Читать книгу Derivatives - Pirie Wendy L. - Страница 17
CHAPTER 1
DERIVATIVE MARKETS AND INSTRUMENTS
4. TYPES OF DERIVATIVES
4.3. Hybrids
ОглавлениеThe instruments just covered encompass all the fundamental instruments that exist in the derivatives world. Yet, the derivatives world is truly much larger than implied by what has been covered here. We have not covered and will touch only lightly on the many hybrid instruments that combine derivatives, fixed-income securities, currencies, equities, and commodities. For example, options can be combined with bonds to form either callable bonds or convertible bonds. Swaps can be combined with options to form swap payments that have upper and lower limits.

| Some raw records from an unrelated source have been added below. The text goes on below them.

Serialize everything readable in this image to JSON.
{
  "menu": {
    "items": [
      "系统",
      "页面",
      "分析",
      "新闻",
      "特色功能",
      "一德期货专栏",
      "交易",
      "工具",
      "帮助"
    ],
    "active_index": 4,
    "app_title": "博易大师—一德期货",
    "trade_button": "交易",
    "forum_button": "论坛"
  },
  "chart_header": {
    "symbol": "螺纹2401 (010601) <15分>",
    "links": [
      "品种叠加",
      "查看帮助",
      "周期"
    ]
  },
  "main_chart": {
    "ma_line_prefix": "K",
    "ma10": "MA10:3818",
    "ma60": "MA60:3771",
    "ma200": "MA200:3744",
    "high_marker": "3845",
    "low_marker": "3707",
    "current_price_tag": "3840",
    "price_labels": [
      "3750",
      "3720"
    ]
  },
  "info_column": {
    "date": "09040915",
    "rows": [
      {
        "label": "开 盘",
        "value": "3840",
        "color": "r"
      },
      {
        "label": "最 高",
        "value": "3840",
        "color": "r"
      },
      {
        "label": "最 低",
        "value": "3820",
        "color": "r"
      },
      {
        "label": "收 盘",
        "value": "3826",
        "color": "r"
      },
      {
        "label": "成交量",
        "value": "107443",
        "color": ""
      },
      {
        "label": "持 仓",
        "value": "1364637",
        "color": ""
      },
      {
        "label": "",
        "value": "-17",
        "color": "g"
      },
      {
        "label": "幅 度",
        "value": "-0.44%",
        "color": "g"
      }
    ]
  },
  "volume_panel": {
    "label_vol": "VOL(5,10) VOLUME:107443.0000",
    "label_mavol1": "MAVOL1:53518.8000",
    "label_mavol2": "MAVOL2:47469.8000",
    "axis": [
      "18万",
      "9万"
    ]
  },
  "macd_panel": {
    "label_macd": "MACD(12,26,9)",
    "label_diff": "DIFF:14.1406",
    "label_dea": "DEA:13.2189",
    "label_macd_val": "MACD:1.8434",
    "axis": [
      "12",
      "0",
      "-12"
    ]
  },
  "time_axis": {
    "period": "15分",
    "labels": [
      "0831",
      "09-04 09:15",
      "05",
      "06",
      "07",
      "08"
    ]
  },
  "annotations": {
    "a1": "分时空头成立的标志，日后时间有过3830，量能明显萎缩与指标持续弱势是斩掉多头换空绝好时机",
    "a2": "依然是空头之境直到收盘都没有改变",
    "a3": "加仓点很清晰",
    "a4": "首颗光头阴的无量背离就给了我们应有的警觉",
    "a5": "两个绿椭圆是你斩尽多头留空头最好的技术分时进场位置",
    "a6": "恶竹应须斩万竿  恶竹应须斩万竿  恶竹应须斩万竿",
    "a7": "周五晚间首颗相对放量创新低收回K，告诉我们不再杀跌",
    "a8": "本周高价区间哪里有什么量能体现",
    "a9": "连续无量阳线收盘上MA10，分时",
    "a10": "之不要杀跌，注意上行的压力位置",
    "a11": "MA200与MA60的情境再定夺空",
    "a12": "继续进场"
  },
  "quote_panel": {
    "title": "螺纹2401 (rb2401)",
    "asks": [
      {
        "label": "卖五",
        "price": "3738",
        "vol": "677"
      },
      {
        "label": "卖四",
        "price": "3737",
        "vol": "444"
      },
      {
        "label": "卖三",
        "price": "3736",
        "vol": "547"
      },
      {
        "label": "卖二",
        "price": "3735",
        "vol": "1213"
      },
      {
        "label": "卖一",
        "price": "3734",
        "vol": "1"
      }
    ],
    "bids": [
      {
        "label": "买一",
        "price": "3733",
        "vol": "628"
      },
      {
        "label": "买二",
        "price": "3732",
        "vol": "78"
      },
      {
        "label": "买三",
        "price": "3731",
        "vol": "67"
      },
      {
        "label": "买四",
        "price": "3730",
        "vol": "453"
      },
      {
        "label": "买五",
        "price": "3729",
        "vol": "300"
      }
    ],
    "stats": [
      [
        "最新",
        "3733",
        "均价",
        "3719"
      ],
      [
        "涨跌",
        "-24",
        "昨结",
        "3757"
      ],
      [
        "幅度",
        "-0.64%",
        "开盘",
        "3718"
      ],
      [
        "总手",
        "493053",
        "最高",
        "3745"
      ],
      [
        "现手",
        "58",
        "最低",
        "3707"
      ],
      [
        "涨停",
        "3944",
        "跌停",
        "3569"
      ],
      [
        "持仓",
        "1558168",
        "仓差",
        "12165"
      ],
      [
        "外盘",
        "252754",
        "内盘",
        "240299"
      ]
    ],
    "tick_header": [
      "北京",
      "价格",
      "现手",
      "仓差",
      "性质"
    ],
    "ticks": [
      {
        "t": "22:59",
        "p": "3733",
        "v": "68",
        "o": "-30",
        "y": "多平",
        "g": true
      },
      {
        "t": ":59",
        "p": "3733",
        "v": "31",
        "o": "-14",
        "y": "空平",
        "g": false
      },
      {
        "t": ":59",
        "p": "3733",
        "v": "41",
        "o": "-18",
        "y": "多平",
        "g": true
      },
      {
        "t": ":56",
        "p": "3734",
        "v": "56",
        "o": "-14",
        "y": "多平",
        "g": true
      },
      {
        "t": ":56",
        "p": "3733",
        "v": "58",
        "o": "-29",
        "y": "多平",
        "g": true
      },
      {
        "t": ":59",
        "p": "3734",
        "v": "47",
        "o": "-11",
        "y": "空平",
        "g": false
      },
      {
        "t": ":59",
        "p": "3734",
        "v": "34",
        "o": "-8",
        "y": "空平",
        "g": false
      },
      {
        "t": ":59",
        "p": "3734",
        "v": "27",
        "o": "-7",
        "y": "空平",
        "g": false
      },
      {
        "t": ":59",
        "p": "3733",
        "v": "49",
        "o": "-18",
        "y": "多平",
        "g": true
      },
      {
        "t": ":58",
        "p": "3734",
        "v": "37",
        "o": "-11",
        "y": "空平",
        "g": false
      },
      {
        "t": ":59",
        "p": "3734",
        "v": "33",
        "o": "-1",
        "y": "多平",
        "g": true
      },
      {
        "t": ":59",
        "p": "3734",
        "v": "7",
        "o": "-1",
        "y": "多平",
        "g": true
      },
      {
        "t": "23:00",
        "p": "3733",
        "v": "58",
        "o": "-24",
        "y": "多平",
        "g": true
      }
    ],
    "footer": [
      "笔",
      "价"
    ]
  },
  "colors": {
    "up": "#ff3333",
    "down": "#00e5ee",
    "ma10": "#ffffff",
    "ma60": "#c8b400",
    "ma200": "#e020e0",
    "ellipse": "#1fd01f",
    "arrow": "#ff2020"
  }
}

Options can be combined with futures to obtain options on futures. Options can be created with swaps as the underlying to form swaptions. Some of these instruments will be covered later. For now, you should just recognize that the possibilities are almost endless.
We will not address these hybrids directly, but some are covered elsewhere in the curriculum. The purpose of discussing them here is for you to realize that derivatives create possibilities not otherwise available in their absence. This point will lead to a better understanding of why derivatives exist, a topic we will get to very shortly.
EXAMPLE 5 Forward Commitments versus Contingent Claims
1. Which of the following is not a forward commitment?
A. An agreement to take out a loan at a future date at a specific rate
B. An offer of employment that must be accepted or rejected in two weeks
C. An agreement to lease a piece of machinery for one year with a series of fixed monthly payments
2. Which of the following statements is true about contingent claims?
A. Either party can default to the other.
B. The payoffs are linearly related to the performance of the underlying.
C. The most the long can lose is the amount paid for the contingent claim.
Solution to 1: B is correct. Both A and C are commitments to engage in transactions at future dates. In fact, C is like a swap because the party agrees to make a series of future payments and in return receives temporary use of an asset whose value could vary. B is a contingent claim. The party receiving the employment offer can accept it or reject it if there is a better alternative.
Solution to 2: C is correct. The maximum loss to the long is the premium. The payoffs of contingent claims are not linearly related to the underlying, and only one party, the short, can default.